Ole negó con un movimiento de cabeza.

—O quizá como jardinero —continuó Martha—. Podrías ser un excelente jardinero. Los millonarios se han mudado a mansiones tan grandes que necesitan jardineros para cuidar las flores y otras cosas. Mejor que ensuciarse con máquinas.

Ole volvió a sacudir la cabeza.

—No puedo ocuparme de flores —declaró—. No después de haber cultivado maíz durante más de veinte años.

—Quizá —dijo Martha— podamos tener uno de esos aviones. Y agua corriente en la casa. Y un cuarto de baño en lugar de la vieja bañera en la cocina.

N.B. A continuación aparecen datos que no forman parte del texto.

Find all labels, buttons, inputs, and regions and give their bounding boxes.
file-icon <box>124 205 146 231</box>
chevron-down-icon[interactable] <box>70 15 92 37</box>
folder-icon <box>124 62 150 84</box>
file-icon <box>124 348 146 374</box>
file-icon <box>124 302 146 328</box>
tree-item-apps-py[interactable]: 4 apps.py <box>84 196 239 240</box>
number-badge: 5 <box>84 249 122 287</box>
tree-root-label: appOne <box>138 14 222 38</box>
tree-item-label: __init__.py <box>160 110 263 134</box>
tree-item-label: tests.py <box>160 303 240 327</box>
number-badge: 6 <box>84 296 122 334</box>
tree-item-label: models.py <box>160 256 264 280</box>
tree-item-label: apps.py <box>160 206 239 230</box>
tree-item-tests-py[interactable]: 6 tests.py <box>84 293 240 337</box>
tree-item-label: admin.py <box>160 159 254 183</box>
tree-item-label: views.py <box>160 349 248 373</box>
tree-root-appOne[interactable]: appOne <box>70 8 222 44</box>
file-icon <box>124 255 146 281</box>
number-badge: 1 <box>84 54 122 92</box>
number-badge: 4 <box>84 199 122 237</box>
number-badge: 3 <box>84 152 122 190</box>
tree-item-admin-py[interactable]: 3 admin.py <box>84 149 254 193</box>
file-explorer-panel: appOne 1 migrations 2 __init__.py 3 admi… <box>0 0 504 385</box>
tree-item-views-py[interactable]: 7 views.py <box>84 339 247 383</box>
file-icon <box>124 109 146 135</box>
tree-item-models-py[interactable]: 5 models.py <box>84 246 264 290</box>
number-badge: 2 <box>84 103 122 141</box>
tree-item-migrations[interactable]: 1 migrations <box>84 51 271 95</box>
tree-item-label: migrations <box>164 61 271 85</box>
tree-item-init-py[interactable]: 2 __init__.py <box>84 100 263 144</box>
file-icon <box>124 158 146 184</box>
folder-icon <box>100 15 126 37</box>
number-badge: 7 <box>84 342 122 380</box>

—No puedo manejar un avión —objetó Ole.

—Sí que puedes —dijo Martha—. Son fáciles de manejar. Cómo, si cuando los chicos de Anderson no llegaban a la mesa, ya volaban en uno. Uno de ellos estuvo haciendo locuras y se cayó, es cierto, pero…

—Tengo que pensarlo —dijo Ole desesperadamente—. Tengo que pensarlo.

Se fue bamboleándose, saltó una cerca y se metió en los campos. Martha, de pie junto al coche, miró cómo se alejaba. Una única lágrima le rodó por la polvorienta mejilla.

—El señor Taylor le está esperando —dijo la muchacha.

John J. Webster tartamudeó.

—Pero yo nunca he estado aquí. Él no podía saber que yo vendría.

—El señor Taylor —insistió la muchacha— le está esperando.

La muchacha señaló la puerta con un movimiento de cabeza. En la puerta se leía:

O
FICINA DE
A
DAPTACIÓN
H
UMANA

—Pero he venido aquí en busca de trabajo —protestó Webster—. No he venido a que me adapten ni nada parecido. Éste es el Comité de Desplazados, ¿no es cierto?

—Así es —declaró la muchacha—. ¿Quiere ver al señor Taylor?

—Si usted insiste —dijo Webster.

La muchacha dio un golpe seco a una palanca y habló por el aparato de comunicaciones internas.

—El señor Webster ha llegado, señor.

—Hágale pasar —dijo una voz.

Con el sombrero en la mano, Webster cruzó la puerta.

El hombre que estaba detrás del escritorio tenía el pelo canoso, pero un rostro joven. Señaló una silla.